Generally considered to be the first skyscraper, the building employed skeleton construction, a technique still used to build today’s supertall towers—though it’s unlikely that Jenney could have imagined buildings such as Saudi Arabia’s Jeddah Tower, which will ascend 3,281 feet into the desert sky.
Modern supertall skyscrapers like the Jeddah Tower dot skylines around the world, from Tianjin, China, to New York City. Here are six stories that illustrate why the 21st century could be considered the age of the supertall skyscraper.
Think all supertall buildings need to be constructed out of steel, concrete, and glass? Although the 1,148-foot W350 Project will consist of some steel (it’s currently designed to have a 9:1 wood-to-steel ratio), Sumitomo Forestry and architecture firm Nikken Sekkei believe they can build a beautiful wooden tower that will be able to withstand Tokyo’s seismic activity.
With the boom in supertall future skyscrapers comes the problem of how to move people thousands of feet vertically, and elevator manufacturers such as Kone, Thyssenkrupp, and Otis Elevator have realized that the traditional method of using cables and pulleys leaves much to be desired. As a result, these innovators have been experimenting with everything from carbon-fiber cables to magnetic systems that would allow elevators to also move sideways, opening up new options in big building design.
As anyone who has tried to buy property in Manhattan will tell you, space is at a premium—and you will pay accordingly. To get around that issue, developers have begun to construct skinny supertall buildings with width-to-height ratios ranging from 1:10 to 1:23, a trend that opens up new design opportunities and will drastically alter the Big Apple’s skyline.
How do you build a 103-story supertall tower that meets LEED Gold standards? When the China Construction Eighth Engineering Division took on the project of building the Tianjin Chow Tai Fook Financial Center, the company used advanced building information modeling (BIM), prefabrication, and industrialized construction processes to create an aerodynamic, curved structure that can withstand severe seismic activity.
From Beijng’s 1,732-foot China Zun Tower to St.
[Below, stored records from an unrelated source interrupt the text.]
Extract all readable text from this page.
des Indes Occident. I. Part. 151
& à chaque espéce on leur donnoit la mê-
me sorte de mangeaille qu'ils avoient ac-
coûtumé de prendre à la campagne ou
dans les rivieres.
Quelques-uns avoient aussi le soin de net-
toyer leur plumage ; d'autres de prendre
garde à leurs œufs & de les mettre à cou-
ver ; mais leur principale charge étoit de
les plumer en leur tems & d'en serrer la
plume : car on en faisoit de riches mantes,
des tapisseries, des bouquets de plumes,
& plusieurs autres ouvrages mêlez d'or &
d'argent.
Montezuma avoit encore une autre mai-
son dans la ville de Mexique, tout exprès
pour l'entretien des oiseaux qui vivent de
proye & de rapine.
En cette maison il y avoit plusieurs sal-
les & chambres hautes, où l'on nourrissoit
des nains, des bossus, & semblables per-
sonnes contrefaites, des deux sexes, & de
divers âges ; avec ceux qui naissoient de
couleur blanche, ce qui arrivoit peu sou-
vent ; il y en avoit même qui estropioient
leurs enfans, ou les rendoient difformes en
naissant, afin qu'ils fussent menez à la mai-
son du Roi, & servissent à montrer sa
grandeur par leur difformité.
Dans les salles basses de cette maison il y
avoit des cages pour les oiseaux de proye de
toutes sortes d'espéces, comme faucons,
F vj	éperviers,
Petersburg’s Lakhta Center (which will be Europe’s tallest building), 2018 will continue the trend of supertall buildings changing urban skylines. Designed by British architect Tony Kettle, the Lakhta Center will stand 1,516 feet tall and be part of a complex that includes an amphitheater as well as sports and educational facilities.
Dubai is no stranger to supertall, modern skyscrapers—the small kingdom already boasts the tallest building in the world, the Burj Khalifa, but it will soon be dwarfed by the Jeddah Tower, a project that was temporarily delayed by concrete-related design issues. Now back on track, the tower will be completed in 2019 and will feature a Four Seasons hotel and an observatory.